Bu yılki bienalde de mekân seçimlerindeki farklılık özellikle dikkat çekiyor. Daha önceki yıllarda görmeye alıştığımız sergi mekânlarına bu yıl deniz otobüsü, otopark, otel odaları, balıkçı teknesi gibi farklı mekânlar da eklendi. 36 noktaya yayılan bienale tarihinin en yaygın bienali demek yanlış olmaz. Ayrıca sergide bu sene sanatçıların yanı sıra bilim adamları, matematikçiler, fizikçiler, mimarların da çalışmalarını görmek mümkün. Sanırım bu nedenlerle şimdiye kadarkilerden farklılaşan bir bienal olduğu söylenebilir.
Vasiyette ikinci adım nitelikli konser salonu
- Yarın sevgili babanızın ölüm yıldönümü… Onun mirasını yüklendiniz? Hedeflediğiniz noktada mı vardığınız yer?
İKSV kuruluşundan bu yana 43 yılı geride bırakmış oluyor. Vakıf bu süre içinde çok yol aldı. Ama hedefine ulaştı demek fazla iddialı olur, çünkü vakfın esas amacı “İstanbul’un dünya kültür başkentleri arasında yer almasını sağlamak”. Böyle bakınca daha gidecek çok yolumuz olduğunu düşünüyorum.
Bugün varılan nokta ve bugüne kadar elde edilen başarılar bize çok cesaret veriyor. Bu hedefe doğru ilerlediğimizden hiç kuşkum yok. İstanbul Modern ise bu yıl 11. kuruluş yıldönümünü kutlayacak. O da kısa sürede Türkiye’mizin kültür yaşamına çok önemli katkılarda bulundu, kendisine kuruluşunda koyduğu hedefleri aştı, ama bununla yetinmeden yoluna devam ediyor.

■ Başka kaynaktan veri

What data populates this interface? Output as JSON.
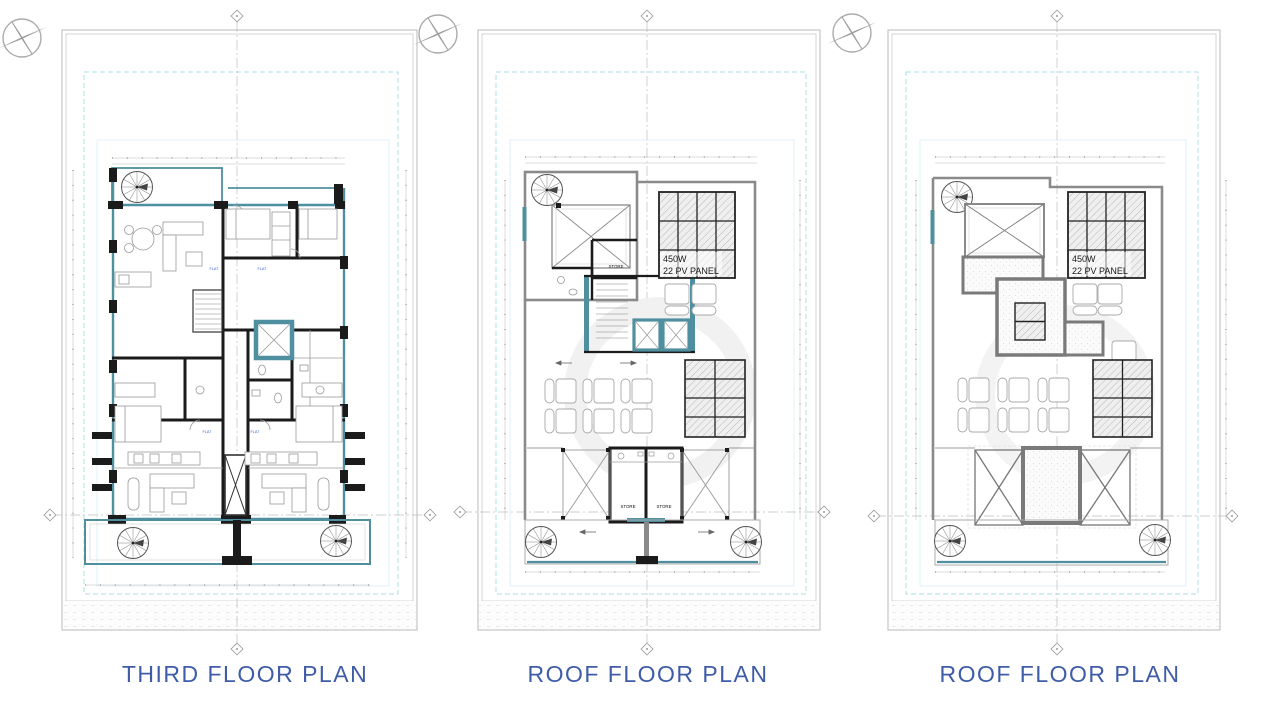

- Acaba rahmetli babanız işlerin vardığı noktayı görse ne derdi?
Hem işlerin, hem de yönetiminde etkin olduğumuz kültür sanat kurumlarının geldikleri noktadan mutlu olurdu diye düşünüyorum. Elbette tavsiyeleri olurdu, çünkü heyecanı, yeni projeleri, yeni fikirleri, dinamizmi ileri yaşlarında bile hiç eksilmemiş bir insandı. Örneğin, yaşamının son yıllarında en çok emek verdiği iki proje, İstanbul’a bir modern sanat müzesi ile üstün nitelikli bir konser salonu kazandırmaktı. İstanbul Modern onun vefatından 11 yıl sonra kuruldu, bundan mutluluk duyardı; ancak İKSV etkinliklerinin İstanbul’umuz gibi bir dünya kentinde hala “çok amaçlı kongre merkezlerinde” düzenlenmekte olduğunu görünce çok şaşırırdı.
“ÖĞRENDİKLERİM KİTAP OLUR"
- Size kalan altın öğütleri neler?
Babamın beni karşısına alıp öğütler verdiğini hatırlamam. Daha çok kendi davranışları, yaşam ve çalışma biçimi ile örnek olmayı seven bir insandı. Babamdan öğrendiklerim çok kalın bir kitaba sığabilir ancak. Kendi kendisine saygısı olmayan insanlarla hiç birlikte olmak veya çalışmak istememesi, herhangi bir konuda hep karşı görüşleri dinlemeye büyük önem vermesi, beni çok etkilemiş özellikleridir.